Mental Health

The Sanctity of Carpet Stains

My tears have stained the carpet.

I first noticed them right after, as I stepped on the dampness while on my way to a kleenex.

Now I step gingerly around them as I skirt through the hall, I scoop the popcorn kernels that shoot from the stove to be seasoned by the salty carpet, I kneel to that location and collect my tears there instead of a bottle. I can’t trample them; it’s too vulgar, it dishonors the sanctity of that moment, of what happened.

No one else can see the tears, but they haunt my hall in glaring reminder of the day I lost myself. Or found myself and lost my god. I’m still unsure.

It’s funny how when someone questions their entire belief system, the safest place to go with the questions isn’t the church or the christians or the religious. It’s the skeptics, the open-minded, the sinners. They can take the uncertainty and confusion, the very things that scare the church into answers, so many answers; of ignoring the big bad emotions, and acting from faith and trust, or being a false convert or backslidden or at best spiritually immature.

And I’m still bleeding where you cut me, but I’ve already forgiven you.

Did everyone see this coming?

The “I told you so”s scream so loud, and I just want to scream over them, “No, this is me, I’ve always been here, why couldn’t you see, please see…”

Why does authenticity sometimes mean being wrong? How does character sometimes mean lying?

I wonder how many times God will listen to the prayer “Don’t give up on me!” before He thinks this is ridiculous and that prayer can’t be my continuous failsafe for a life of doubt.

I like to think, to hope, that God draws closer in these moments than the moments of blind faith.
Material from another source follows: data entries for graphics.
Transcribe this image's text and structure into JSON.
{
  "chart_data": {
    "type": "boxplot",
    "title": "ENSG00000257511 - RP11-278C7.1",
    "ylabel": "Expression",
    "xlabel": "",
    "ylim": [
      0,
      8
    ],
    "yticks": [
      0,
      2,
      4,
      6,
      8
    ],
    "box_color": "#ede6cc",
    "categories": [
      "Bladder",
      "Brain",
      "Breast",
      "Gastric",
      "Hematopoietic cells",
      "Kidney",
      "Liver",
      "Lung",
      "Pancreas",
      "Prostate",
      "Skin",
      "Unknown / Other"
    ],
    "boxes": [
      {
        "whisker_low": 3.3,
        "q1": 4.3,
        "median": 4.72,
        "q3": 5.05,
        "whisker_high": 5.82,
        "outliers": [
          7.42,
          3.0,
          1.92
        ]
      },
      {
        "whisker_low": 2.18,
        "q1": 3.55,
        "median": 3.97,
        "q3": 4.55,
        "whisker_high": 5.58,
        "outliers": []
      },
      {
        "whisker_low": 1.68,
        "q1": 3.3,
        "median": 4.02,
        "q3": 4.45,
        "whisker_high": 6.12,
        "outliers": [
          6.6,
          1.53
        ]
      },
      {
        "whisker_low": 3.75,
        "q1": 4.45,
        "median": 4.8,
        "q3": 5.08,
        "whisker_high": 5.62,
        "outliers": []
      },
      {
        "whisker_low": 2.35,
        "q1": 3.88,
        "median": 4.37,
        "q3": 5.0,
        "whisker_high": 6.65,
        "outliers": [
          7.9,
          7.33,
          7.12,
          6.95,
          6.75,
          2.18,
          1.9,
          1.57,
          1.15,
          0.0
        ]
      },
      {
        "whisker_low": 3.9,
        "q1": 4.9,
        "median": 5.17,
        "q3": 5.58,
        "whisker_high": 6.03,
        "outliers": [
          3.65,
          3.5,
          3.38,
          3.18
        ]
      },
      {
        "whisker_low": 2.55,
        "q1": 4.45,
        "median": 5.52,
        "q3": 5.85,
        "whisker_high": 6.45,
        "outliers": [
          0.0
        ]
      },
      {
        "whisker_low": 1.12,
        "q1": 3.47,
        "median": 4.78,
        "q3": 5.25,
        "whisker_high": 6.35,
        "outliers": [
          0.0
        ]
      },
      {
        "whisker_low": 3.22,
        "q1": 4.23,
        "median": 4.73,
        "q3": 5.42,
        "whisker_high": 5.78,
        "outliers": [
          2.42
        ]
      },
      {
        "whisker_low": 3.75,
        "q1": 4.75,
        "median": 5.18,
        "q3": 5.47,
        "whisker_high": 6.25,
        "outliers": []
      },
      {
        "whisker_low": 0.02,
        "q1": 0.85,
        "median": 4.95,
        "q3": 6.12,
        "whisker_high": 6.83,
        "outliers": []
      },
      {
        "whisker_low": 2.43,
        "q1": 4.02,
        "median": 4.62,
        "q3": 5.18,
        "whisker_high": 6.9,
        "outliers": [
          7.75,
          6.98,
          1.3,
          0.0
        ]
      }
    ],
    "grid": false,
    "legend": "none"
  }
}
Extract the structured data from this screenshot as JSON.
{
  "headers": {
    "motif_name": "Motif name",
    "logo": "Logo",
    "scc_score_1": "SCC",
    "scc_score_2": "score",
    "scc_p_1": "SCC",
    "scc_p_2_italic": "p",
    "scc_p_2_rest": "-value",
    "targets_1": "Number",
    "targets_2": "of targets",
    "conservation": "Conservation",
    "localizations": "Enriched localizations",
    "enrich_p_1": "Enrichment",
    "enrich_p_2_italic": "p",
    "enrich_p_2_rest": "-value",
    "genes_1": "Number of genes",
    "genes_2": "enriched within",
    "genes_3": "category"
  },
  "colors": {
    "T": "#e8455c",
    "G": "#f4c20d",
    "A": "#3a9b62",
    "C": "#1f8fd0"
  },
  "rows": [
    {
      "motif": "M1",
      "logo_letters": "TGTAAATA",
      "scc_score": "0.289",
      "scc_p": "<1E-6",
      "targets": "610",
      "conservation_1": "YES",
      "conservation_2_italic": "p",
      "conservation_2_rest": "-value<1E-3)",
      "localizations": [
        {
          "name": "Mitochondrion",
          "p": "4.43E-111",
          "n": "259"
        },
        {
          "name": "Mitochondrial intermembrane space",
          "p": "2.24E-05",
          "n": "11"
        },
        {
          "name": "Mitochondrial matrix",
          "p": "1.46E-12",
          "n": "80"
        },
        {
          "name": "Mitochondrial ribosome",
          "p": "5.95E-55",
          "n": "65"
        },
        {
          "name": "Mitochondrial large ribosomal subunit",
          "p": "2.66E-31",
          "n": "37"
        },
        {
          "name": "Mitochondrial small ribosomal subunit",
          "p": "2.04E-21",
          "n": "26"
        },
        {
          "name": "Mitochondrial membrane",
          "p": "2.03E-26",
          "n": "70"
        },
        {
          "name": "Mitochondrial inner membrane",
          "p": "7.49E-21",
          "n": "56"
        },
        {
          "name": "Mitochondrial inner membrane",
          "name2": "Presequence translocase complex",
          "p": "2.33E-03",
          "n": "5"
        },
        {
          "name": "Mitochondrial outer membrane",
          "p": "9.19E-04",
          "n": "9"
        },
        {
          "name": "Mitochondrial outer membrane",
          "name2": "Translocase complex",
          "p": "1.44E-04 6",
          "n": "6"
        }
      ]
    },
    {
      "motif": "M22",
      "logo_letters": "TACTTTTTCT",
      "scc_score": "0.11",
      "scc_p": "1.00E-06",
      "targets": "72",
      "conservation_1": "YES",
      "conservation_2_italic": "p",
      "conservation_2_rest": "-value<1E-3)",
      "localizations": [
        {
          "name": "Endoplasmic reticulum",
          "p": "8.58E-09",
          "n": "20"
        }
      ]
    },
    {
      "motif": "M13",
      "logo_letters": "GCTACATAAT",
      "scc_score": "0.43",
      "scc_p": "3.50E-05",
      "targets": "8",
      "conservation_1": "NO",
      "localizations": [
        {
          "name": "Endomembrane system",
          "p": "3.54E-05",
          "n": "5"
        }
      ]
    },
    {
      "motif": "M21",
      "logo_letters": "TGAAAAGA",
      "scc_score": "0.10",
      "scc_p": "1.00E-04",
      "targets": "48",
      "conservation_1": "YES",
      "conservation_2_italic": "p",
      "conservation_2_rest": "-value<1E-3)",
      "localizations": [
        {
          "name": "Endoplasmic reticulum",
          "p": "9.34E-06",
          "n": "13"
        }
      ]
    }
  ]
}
I’m sure that’s the politically correct answer, but it’s all I can hold on to right now. That somehow those tears absorbed into the carpet can still be scooped into His bottle to one day have Him pull them out and reminisce about all the doubts and fears and how He was there through it all, orchestrating everything surrounding my fumbling faith.

And I’ve stopped bleeding, but I just can’t forgive you.